Vrijstelling voor enkele ondernemingen

Enkele ondernemingen moeten de beroepsbekwaamheid niet bewijzen:

  • de onderneming die geen kleine of middelgrote onderneming is in de zin van de kmo-programmawet van 10/02/1998,
  • de onderneming die geen handels- of ambachtsactiviteiten uitoefent,
  • de ondernemingen die ingeschreven waren als handels- of ambachtsonderneming op het moment van het in voege treden van de reglementering (deze datum verschilt van activiteit tot activiteit),
  • de overnemer van een bestaande zaak (gedurende één jaar),
  • de overlevende echtgenoot van een overleden ondernemingshoofd,
  • de overlevende wettelijke samenwonende van een overleden ondernemingshoofd,
  • de overlevende partner van een overleden ondernemingshoofd die minstens zes maanden samenwoonde met dat overleden ondernemingshoofd,
  • de kinderen van het overleden ondernemingshoofd gedurende een periode van drie jaar,
  • ingeval van een vennootschap en voor zover hij/zij benoemd is tot verantwoordelijke voor het dagelijkse bestuur:
    • de overlevende echtgenoot van de overleden verantwoordelijke voor het dagelijkse bestuur,
    • de overlevende wettelijk samenwonende van de overleden verantwoordelijke voor het dagelijkse bestuur,
    • de overlevende partner van de overleden verantwoordelijke voor het dagelijkse bestuur voor zover hij er sinds minstens zes maanden mee samenwoonde.
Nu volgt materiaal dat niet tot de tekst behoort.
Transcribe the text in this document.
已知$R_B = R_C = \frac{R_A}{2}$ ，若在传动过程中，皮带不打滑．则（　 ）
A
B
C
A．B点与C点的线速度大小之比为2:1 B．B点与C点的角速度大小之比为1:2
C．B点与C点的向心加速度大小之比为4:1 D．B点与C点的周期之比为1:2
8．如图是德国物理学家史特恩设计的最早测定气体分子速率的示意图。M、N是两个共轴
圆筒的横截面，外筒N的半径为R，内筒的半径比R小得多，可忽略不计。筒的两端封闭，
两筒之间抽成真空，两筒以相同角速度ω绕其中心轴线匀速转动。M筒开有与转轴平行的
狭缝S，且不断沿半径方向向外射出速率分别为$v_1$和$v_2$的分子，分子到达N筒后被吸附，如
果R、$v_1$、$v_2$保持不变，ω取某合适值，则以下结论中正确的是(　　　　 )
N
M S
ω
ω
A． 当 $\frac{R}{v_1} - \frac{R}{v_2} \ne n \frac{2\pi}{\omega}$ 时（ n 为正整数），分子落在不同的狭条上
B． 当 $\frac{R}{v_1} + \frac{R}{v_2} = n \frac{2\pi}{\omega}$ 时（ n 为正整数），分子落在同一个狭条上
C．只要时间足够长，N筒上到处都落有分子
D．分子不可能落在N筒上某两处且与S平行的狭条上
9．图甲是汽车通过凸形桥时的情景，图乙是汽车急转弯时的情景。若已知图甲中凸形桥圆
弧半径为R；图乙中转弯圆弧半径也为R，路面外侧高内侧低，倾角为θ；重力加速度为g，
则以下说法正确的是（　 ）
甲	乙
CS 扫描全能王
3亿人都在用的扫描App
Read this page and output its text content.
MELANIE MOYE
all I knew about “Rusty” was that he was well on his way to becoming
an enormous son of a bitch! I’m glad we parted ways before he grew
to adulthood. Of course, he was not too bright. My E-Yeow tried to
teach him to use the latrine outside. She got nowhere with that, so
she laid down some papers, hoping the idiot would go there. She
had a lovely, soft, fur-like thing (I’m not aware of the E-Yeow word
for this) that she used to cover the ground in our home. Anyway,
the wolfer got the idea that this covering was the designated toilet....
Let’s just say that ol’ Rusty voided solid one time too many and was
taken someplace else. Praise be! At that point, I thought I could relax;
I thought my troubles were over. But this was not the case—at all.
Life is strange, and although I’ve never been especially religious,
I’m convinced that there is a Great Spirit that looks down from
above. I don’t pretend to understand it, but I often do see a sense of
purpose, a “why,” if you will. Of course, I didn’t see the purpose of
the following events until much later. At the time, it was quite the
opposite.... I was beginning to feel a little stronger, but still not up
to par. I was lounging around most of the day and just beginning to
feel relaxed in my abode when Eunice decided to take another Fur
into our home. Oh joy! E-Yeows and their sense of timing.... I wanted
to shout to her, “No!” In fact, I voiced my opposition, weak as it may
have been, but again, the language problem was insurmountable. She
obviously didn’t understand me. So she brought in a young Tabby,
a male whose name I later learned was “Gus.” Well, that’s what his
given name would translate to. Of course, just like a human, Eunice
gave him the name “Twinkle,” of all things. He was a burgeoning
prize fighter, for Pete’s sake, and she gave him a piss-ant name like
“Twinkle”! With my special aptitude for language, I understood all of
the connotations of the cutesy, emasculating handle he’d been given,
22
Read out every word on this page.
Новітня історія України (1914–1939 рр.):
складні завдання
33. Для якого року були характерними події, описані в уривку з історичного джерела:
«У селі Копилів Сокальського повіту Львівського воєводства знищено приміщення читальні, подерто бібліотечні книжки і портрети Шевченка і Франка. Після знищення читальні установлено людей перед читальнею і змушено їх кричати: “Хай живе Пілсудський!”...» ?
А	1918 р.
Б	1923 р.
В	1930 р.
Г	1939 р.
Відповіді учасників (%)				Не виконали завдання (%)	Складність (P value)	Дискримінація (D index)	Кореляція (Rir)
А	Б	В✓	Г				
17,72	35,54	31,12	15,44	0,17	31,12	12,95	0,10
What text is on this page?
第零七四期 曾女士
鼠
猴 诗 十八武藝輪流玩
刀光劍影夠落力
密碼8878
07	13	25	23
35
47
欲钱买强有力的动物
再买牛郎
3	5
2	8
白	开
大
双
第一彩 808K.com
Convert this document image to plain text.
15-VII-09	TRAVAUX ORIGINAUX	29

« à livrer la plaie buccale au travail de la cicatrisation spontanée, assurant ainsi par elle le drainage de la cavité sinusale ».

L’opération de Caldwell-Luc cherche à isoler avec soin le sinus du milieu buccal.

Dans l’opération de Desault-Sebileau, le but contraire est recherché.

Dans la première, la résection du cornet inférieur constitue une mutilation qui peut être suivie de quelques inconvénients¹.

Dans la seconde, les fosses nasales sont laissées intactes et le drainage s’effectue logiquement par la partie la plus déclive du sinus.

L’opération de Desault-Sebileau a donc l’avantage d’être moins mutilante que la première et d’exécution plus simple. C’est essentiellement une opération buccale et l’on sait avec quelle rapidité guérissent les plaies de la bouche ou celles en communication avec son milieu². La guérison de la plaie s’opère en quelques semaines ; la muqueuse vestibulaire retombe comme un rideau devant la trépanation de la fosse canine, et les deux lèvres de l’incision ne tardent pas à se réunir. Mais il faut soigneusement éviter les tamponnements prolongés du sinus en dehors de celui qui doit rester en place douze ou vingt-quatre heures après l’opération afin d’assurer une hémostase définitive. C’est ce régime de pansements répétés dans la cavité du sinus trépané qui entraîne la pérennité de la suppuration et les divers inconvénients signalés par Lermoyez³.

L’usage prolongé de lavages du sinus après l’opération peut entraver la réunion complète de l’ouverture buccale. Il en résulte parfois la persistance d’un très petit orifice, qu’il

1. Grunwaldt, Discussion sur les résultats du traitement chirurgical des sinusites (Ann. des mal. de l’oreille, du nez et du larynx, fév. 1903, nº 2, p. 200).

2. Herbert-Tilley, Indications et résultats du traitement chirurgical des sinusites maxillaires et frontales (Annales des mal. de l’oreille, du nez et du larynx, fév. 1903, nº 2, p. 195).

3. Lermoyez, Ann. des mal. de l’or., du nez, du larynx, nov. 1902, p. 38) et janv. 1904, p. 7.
Onderdanen van een lidstaat

Onderdanen van een lidstaat van de Europese Economische Ruimte (Europese Unie + Noorwegen, IJsland en Liechtenstein) of Zwitserland kunnen hun in die landen behaalde beroepsbekwaamheid bovendien bewijzen met toepassing van de rechten die hun worden verleend in het kader van de Europese Richtlijn 2005/36 betreffende de erkenning van beroepskwalificaties zoals omgezet door het koninklijk besluit van 17/8/2007.